Le même jour, le président PS du conseil général des Bouches du Rhône, Jean-Noël Guérini, a déclaré que le département était « prêt à entrer au capital de la SNCM aux côtés de l’État majoritaire et d’autres collectivités, dans le cadre d’un projet industriel porté par un armateur proposant une vraie perspective de développement économique ». La lecture de différents rapports de la chambre régionale des comptes laisse penser qu’il ne faut pas surévaluer l’efficacité économique de la présence des collectivités locales dans la propriété des ferries, même au nom sacré de l’aménagement du territoire.

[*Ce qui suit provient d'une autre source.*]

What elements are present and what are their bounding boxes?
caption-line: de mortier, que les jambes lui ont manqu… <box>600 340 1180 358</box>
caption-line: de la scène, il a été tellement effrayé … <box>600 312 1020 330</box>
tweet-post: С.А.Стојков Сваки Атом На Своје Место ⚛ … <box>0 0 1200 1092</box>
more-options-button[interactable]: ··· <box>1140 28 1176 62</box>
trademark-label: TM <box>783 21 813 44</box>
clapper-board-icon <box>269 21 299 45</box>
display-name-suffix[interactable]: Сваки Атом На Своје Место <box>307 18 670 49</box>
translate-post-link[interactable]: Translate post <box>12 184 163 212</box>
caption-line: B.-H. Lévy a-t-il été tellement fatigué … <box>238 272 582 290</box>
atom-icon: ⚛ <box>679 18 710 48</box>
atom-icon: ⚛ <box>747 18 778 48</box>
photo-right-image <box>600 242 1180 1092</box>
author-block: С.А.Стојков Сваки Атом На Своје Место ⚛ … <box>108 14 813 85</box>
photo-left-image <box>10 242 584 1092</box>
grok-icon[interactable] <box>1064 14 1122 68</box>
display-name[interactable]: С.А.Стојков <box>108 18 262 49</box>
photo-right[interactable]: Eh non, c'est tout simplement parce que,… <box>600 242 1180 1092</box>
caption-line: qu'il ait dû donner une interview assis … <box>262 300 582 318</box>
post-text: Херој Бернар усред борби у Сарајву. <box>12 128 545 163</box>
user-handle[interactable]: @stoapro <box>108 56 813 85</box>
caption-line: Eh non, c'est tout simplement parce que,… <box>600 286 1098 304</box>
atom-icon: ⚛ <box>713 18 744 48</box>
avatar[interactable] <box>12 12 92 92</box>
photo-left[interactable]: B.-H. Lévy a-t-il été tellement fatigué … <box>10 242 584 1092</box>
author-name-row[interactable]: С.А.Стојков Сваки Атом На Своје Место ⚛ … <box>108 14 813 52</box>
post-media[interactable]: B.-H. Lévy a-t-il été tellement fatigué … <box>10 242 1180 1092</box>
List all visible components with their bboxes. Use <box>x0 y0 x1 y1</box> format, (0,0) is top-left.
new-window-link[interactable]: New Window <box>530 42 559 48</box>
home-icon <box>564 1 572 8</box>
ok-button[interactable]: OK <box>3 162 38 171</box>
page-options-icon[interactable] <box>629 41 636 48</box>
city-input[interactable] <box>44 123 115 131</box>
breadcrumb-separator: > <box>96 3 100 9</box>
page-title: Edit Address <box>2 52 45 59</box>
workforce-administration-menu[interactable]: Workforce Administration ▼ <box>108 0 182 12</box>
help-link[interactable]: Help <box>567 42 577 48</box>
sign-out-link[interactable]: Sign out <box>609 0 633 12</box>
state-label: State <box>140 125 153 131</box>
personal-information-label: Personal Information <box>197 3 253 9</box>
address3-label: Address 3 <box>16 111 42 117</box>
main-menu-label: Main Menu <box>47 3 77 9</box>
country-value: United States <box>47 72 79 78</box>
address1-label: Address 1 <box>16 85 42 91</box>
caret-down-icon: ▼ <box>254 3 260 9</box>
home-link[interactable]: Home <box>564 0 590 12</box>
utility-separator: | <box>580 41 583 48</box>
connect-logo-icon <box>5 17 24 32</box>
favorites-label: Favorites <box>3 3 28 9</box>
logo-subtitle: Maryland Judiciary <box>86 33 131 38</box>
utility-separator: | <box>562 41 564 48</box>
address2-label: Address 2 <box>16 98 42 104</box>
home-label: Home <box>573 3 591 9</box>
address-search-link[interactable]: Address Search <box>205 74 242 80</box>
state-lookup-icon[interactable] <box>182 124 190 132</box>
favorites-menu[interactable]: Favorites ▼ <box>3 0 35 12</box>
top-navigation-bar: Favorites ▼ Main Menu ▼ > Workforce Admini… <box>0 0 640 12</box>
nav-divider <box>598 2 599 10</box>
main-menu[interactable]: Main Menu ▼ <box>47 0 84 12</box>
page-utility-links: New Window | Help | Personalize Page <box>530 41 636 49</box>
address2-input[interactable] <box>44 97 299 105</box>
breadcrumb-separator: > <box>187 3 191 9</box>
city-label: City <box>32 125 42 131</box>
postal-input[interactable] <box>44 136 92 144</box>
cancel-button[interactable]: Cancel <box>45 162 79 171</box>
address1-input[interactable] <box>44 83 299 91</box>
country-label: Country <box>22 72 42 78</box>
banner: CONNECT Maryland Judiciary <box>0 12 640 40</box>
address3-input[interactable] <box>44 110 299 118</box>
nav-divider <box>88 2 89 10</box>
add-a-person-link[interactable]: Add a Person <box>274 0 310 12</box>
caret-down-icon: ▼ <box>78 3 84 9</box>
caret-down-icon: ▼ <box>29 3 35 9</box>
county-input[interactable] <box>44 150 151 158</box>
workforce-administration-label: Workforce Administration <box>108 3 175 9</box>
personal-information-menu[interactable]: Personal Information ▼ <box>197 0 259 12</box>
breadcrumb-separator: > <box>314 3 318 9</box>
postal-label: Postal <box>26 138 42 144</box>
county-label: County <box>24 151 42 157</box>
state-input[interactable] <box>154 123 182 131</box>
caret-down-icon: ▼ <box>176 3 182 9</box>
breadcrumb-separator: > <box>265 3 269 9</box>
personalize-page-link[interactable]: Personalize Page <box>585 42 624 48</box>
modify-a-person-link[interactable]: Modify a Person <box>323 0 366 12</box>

Le président PS du conseil régional, Michel Vauzelle, a proposé au président du Conseil exécutif de Corse, Paul Giaccobi (par ailleurs rapporteur de la commission d’enquête de l’Assemblée nationale, sur la privatisation de la SNCM) et à celui de l’Assemblée de Corse de « saisir ensemble » le gouvernement et la commission de surveillance de la Caisse des dépôts et consignations en tant qu’actionnaires de la SNCM « afin que soient définies les conditions de nature à assurer une continuité de l’activité de la compagnie dans toutes ses dimensions ». Et la CGT-Marins a annoncé qu’elle avait déposé plainte auprès de la Commission européenne « pour aide d’État illégale aboutissant à des pratiques anticoncurrentielles ». Ainsi, selon la plainte lue par l’AFP, Corsica Ferries aurait bénéficié d’environ 180 M€ représentés par l’aide sociale directe.
Les visiteurs du soir
Deux holdings d’investissement, Alandia et FinActive, ont indiqué le 18 décembre à l’AFP qu’elles envisageaient de regarder le dossier de la SNCM pour entrer au capital si l’État règle le différend avec la Commission européenne qui réclame le remboursement de 440 M€ d’aides.
Selon une source proche du dossier, un armateur français associé à un armateur du nord de l’Europe, dont les noms n’ont pas été précisés, a étudié le plan de redressement validé par le conseil de surveillance.
Les marins du Syndicat des travailleurs corses (STC) ont obtenu le 18, après avoir bloqué un ferry à Bastia, qu’en cas de liquidation, les quatre rouliers mixtes assurant la desserte de service public ne soient pas privatisés et assurent toujours la continuité territoriale.
La lecture d’avis de la chambre régionale des comptes de Corse du 24 mai sur la situation financière de l’office des transports de la Corse laisse penser qu’une remise à plat générale de la continuité territoriale s’impose. En 1976, elle ne concernait que le transport maritime des résidents corses et des marchandises et non pas des touristes, se souvient un dirigeant de compagnie.